Does the workaround persist? You can then click to look at some application file. If you later return to this “applications” screen, the “attorney docket number” column might still be there or it might have disappeared again. In any event if you receive a forced logout from Patentcenter (which takes 30 minutes or less) and you log in again, there is no doubt the “attorney docket number” column will have disappeared again. Likewise if you actively log out from Patentcenter (which I am pretty sure nobody ever actually actively does) and log in again, the “attorney docket number” column will have disappeared again.
There is no way to turn the “attorney docket number” column on again and have it remain in view for future logins at Patentcenter.
This is a really bad decision by the USPTO developers. There are perhaps two columns in this table that customers actually use all the time, and they are the application number and the attorney docket number. It is really bad that the developers turned off the attorney docket number column. And it is really bad that the developers made it so hard to turn the column back on (hiding it way off the right side of the screen). And it is really bad that the developers made it so that even if you turn the column back on, it disappears again if you log out from Patentcenter, or if you sneeze or click one time too many in Patentcenter.
Oh, and it is really bad that even a week after having been told of their mistake, the Patentcenter developers have not corrected their mistake about having deleted the attorney docket number column.
8 Replies to “USPTO harmed a Patentcenter screen”
And, what did they substitute for the attorney docket number? The customer number.
In my case at least, and I strongly suspect in most people’s cases (practitioners and laypersons alike), the customer number is the same for all files. I.e., I have only one.
Thus, it is a breathtakingly useless column.
Well, in the case of our office, we have a two dozen or so active customer numbers. Twenty-three or so for our biggest clients, and a remaining customer number for the rest of the clients. But yes, the number by itself is not very helpful. For one thing, we don’t have the numbers committed to memory. And for another thing, even if they did, it is no help in distinguishing one client file from the next.
Of course what should have been done is, the developers should have paid attention to the many earlier trouble tickets and feature requests for this “applications” page. See for example CP68 at the trouble ticket page. See for example FR10 and FR11 and FR12 (May 3, 2020) at the feature request page.
As a general matter, if a user customizes their “applications” page in Patentcenter, and they log out and log back in, the customizations should still be in place.
I have noted that the column in question is still available in Patent Center, one needs to select it from the list of options after clicking on the ellipsis in the upper right hand corner.
Yes and then the column in question disappears after one logs out from Patentcenter and logs back in. It also sometimes disappears after one sneezes while using Patentcenter.
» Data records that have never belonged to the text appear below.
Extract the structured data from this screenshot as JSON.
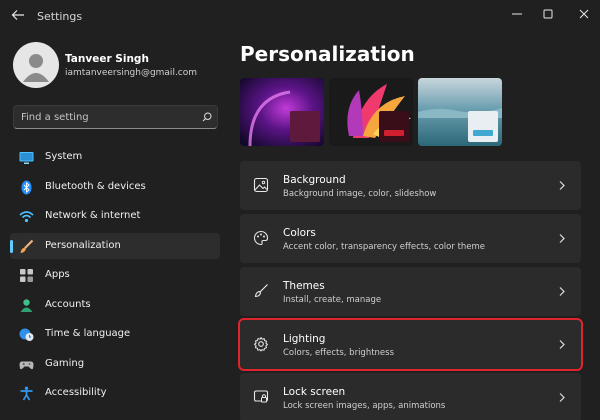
{
  "window": {
    "title": "Settings"
  },
  "user": {
    "name": "Tanveer Singh",
    "email": "iamtanveersingh@gmail.com"
  },
  "search": {
    "placeholder": "Find a setting"
  },
  "sidebar": {
    "items": [
      {
        "label": "System",
        "icon": "monitor-icon"
      },
      {
        "label": "Bluetooth & devices",
        "icon": "bluetooth-icon"
      },
      {
        "label": "Network & internet",
        "icon": "wifi-icon"
      },
      {
        "label": "Personalization",
        "icon": "paintbrush-icon",
        "active": true
      },
      {
        "label": "Apps",
        "icon": "apps-icon"
      },
      {
        "label": "Accounts",
        "icon": "person-icon"
      },
      {
        "label": "Time & language",
        "icon": "clock-globe-icon"
      },
      {
        "label": "Gaming",
        "icon": "gamepad-icon"
      },
      {
        "label": "Accessibility",
        "icon": "accessibility-icon"
      }
    ]
  },
  "main": {
    "title": "Personalization",
    "cards": [
      {
        "title": "Background",
        "subtitle": "Background image, color, slideshow",
        "icon": "image-icon"
      },
      {
        "title": "Colors",
        "subtitle": "Accent color, transparency effects, color theme",
        "icon": "palette-icon"
      },
      {
        "title": "Themes",
        "subtitle": "Install, create, manage",
        "icon": "brush-icon"
      },
      {
        "title": "Lighting",
        "subtitle": "Colors, effects, brightness",
        "icon": "gear-icon",
        "highlighted": true
      },
      {
        "title": "Lock screen",
        "subtitle": "Lock screen images, apps, animations",
        "icon": "lock-screen-icon"
      }
    ]
  },
  "colors": {
    "accent": "#60cdff",
    "highlight_border": "#e0242c",
    "background": "#202020",
    "card": "#2b2b2b"
  }
}
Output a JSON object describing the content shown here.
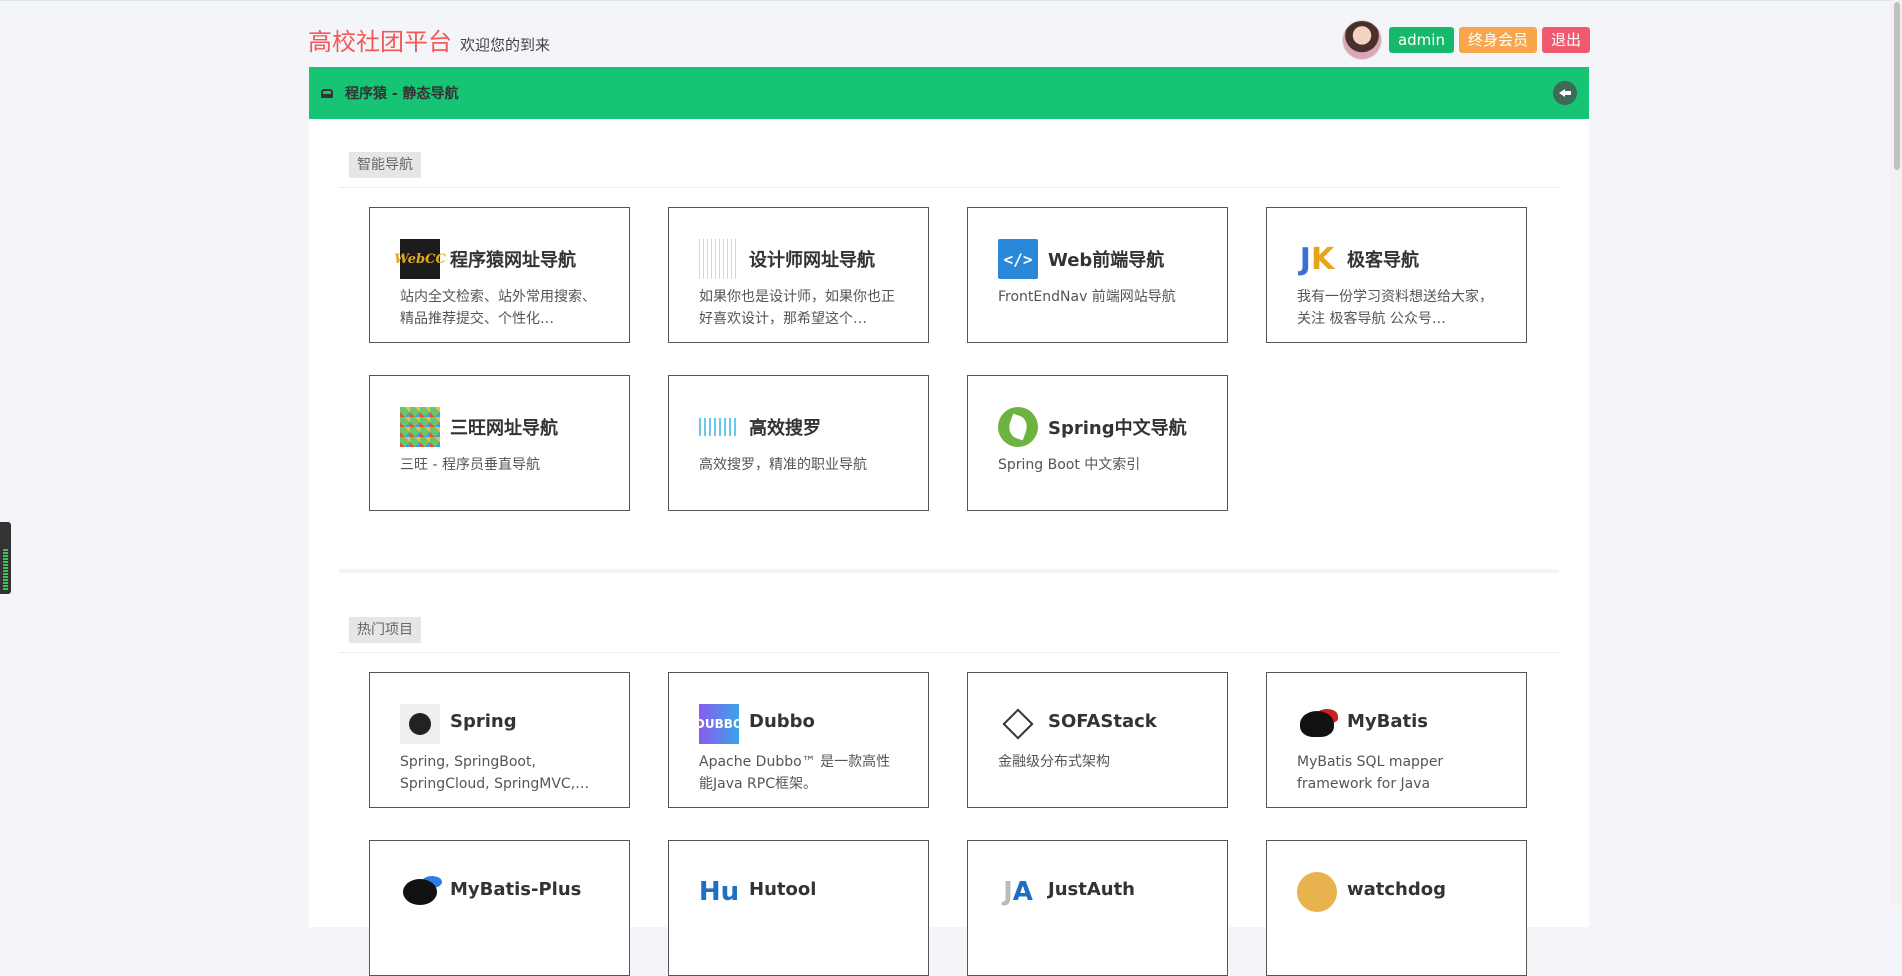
{
  "header": {
    "title": "高校社团平台",
    "subtitle": "欢迎您的到来",
    "user_name": "admin",
    "member_label": "终身会员",
    "logout_label": "退出"
  },
  "nav": {
    "title": "程序猿 - 静态导航"
  },
  "sections": [
    {
      "label": "智能导航",
      "cards": [
        {
          "title": "程序猿网址导航",
          "desc": "站内全文检索、站外常用搜索、精品推荐提交、个性化…",
          "icon": "webcc-logo-icon"
        },
        {
          "title": "设计师网址导航",
          "desc": "如果你也是设计师，如果你也正好喜欢设计，那希望这个…",
          "icon": "designer-logo-icon"
        },
        {
          "title": "Web前端导航",
          "desc": "FrontEndNav 前端网站导航",
          "icon": "code-brackets-icon"
        },
        {
          "title": "极客导航",
          "desc": "我有一份学习资料想送给大家，关注 极客导航 公众号…",
          "icon": "jk-logo-icon"
        },
        {
          "title": "三旺网址导航",
          "desc": "三旺 - 程序员垂直导航",
          "icon": "sanwang-logo-icon"
        },
        {
          "title": "高效搜罗",
          "desc": "高效搜罗，精准的职业导航",
          "icon": "gaoxiao-logo-icon"
        },
        {
          "title": "Spring中文导航",
          "desc": "Spring Boot 中文索引",
          "icon": "spring-leaf-icon"
        }
      ]
    },
    {
      "label": "热门项目",
      "cards": [
        {
          "title": "Spring",
          "desc": "Spring, SpringBoot, SpringCloud, SpringMVC,…",
          "icon": "spring-logo-icon"
        },
        {
          "title": "Dubbo",
          "desc": "Apache Dubbo™ 是一款高性能Java RPC框架。",
          "icon": "dubbo-logo-icon"
        },
        {
          "title": "SOFAStack",
          "desc": "金融级分布式架构",
          "icon": "sofastack-logo-icon"
        },
        {
          "title": "MyBatis",
          "desc": "MyBatis SQL mapper framework for Java",
          "icon": "mybatis-bird-icon"
        },
        {
          "title": "MyBatis-Plus",
          "desc": "",
          "icon": "mybatis-plus-icon"
        },
        {
          "title": "Hutool",
          "desc": "",
          "icon": "hutool-logo-icon"
        },
        {
          "title": "JustAuth",
          "desc": "",
          "icon": "justauth-logo-icon"
        },
        {
          "title": "watchdog",
          "desc": "",
          "icon": "watchdog-logo-icon"
        }
      ]
    }
  ],
  "logo_text": {
    "webcc": "WebCC",
    "web": "</>",
    "jk_j": "J",
    "jk_k": "K",
    "dubbo": "DUBBO",
    "hutool": "Hu",
    "justauth_j": "J",
    "justauth_a": "A"
  },
  "colors": {
    "brand": "#f05a5a",
    "nav_green": "#16c473",
    "admin_pill": "#16b96a",
    "member_pill": "#f7a74a",
    "logout_pill": "#f05a6e"
  }
}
It also sometimes disappears after one clicks on a particular patent application and then returns to the application list.
Yes, indeed, logging off as well as refreshing the page result in the need to re-select the attorney docket column. At least, despite all of the challenges with patent center, there is the ability to see the attorney docket column, albeit not in the most efficient manner.
This is completely off-point, but what is the tool that was used to blur the numbers in the image of the “applications” table?
Aha! It is Irfanview, which is a client of our firm (TSDR). This free (!) software should be in every IP practitioner’s daily toolkit. I select a region of the image and click image/effects/explosion. Others might prefer image/effects/pixelize or image/effects/raindrops.
It’s really fascinating what the PTO does and does not address. It’s also fascinating what they actively work on – such as removing columns rather than addressing glaring and impactful problems or the ever-growing trouble ticket list. As of 9:37am CST Wednesday January 25, I am getting “Patent Center services are down for maintenance” error message. I have received this consistently since Monday, around the same time each day, which as you blogged about Carl. I’m dumbfounded that the USPTO is the only patent office in the 50 continental United States and yet, they have all of these core problems and service interruptions consistently. Antitrust at all?